Reactivity of backbone-selective versus endgroup selective APAs toward EG2-OMe, EG3-OMe, and EG5-OMe POEGMA brushes. a, Schematic of backbone-selective (blue) versus endgroup-selective (tan) APA binding to PEG backbone and methoxy terminus of a bottlebrush, respectively. b, Schematic of surface fluoroimmunoassay for APA binding.

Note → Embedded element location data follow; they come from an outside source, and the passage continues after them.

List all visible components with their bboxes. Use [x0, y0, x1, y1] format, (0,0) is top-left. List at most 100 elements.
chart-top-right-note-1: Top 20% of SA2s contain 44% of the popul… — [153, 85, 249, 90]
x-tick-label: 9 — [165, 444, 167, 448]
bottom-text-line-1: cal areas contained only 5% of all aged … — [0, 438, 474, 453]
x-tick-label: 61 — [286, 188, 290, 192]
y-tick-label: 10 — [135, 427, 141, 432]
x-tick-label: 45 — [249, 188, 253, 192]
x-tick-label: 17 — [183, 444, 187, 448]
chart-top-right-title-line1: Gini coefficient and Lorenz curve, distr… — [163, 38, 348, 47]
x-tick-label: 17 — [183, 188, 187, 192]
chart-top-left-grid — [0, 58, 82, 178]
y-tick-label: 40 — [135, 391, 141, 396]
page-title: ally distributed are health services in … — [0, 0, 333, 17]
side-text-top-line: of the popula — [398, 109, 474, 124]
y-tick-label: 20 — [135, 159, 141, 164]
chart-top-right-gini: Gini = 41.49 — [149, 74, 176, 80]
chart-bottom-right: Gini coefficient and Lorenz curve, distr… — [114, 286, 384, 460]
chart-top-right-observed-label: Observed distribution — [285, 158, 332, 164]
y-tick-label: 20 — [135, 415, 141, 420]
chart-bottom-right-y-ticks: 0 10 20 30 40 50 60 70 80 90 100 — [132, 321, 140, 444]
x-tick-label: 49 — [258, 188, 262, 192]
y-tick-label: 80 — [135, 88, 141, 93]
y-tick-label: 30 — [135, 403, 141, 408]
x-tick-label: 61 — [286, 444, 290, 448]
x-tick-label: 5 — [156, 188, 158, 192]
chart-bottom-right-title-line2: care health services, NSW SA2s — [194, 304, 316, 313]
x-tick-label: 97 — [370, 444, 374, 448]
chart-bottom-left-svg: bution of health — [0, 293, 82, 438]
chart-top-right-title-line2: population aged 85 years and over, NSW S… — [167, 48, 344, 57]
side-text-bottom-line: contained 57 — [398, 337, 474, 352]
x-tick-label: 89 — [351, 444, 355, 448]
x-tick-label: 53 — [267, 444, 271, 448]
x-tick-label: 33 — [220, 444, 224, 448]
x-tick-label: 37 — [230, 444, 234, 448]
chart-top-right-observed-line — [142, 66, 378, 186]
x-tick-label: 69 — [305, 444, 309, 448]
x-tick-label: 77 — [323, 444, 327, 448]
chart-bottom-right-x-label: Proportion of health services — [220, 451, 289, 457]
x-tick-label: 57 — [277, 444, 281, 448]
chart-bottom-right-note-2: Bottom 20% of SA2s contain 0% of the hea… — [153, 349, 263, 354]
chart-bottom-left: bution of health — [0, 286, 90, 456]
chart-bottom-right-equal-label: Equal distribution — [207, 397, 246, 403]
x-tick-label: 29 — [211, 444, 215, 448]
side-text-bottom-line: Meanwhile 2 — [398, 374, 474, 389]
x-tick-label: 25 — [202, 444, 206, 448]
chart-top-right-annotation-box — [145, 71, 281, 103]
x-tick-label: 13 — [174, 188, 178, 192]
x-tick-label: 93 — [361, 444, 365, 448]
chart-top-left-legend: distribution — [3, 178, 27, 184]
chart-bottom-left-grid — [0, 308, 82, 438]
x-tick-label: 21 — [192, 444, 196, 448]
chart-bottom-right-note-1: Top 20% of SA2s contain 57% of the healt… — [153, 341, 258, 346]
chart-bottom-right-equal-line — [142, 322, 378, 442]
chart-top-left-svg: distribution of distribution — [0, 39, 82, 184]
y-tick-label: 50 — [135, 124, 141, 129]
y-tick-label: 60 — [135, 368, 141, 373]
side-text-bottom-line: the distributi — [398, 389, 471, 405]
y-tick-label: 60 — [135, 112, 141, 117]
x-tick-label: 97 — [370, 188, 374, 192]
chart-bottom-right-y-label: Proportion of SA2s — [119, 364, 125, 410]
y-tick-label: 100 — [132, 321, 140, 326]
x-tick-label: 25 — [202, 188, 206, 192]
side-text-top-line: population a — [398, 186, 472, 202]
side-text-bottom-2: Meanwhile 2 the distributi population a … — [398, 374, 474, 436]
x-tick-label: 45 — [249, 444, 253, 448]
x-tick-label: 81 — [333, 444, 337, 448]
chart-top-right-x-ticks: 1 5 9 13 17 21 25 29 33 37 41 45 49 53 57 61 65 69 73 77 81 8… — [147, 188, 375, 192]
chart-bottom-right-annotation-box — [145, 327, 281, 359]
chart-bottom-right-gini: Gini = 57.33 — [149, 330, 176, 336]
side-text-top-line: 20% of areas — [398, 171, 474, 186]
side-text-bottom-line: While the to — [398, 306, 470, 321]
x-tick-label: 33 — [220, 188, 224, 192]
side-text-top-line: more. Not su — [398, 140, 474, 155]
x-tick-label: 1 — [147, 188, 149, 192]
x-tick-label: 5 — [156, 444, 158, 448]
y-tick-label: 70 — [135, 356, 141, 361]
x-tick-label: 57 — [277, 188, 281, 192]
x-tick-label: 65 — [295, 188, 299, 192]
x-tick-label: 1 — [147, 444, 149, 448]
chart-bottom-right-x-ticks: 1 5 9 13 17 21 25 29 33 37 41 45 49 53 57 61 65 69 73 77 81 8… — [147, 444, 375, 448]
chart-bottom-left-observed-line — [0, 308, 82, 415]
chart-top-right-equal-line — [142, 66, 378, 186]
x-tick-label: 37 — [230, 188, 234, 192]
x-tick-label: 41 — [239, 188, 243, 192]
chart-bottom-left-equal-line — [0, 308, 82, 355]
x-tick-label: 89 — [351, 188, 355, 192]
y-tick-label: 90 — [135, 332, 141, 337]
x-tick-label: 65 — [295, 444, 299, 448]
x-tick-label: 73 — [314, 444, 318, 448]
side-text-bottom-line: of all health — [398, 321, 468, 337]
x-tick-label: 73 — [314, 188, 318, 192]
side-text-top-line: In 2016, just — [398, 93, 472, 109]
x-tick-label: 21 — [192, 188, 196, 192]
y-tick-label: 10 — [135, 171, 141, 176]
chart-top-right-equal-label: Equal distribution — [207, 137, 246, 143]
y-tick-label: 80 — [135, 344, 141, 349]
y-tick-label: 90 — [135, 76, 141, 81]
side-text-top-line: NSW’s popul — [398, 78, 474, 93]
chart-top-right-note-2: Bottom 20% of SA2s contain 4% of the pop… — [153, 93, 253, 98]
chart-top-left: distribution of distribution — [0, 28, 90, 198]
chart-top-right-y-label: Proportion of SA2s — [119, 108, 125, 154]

Surfaces were incubated with a solution of APA-spiked calf serum, then labeled with Cy5-conjugated dAbs, and then read with a scanner. c–f, Reactivity of polyclonal APAs toward bottlebrush surfaces with known selectivity for PEG endgroups (pAPA1) versus backbone (pAPA2) (c, d), and similar plots shown for endgroup-selective (e-mAPA) versus backbone-selective (b-mAPA) monoclonal APAs (e, f) as assessed by surface fluoroimmunoassays. Data are plotted as mean fluorescence intensities ± s.d. (n = 9). Bars marked with different letters indicate significant differences by multiple comparison testing in one-way ANOVA (Tukey post hoc test, p ≤ 0.05).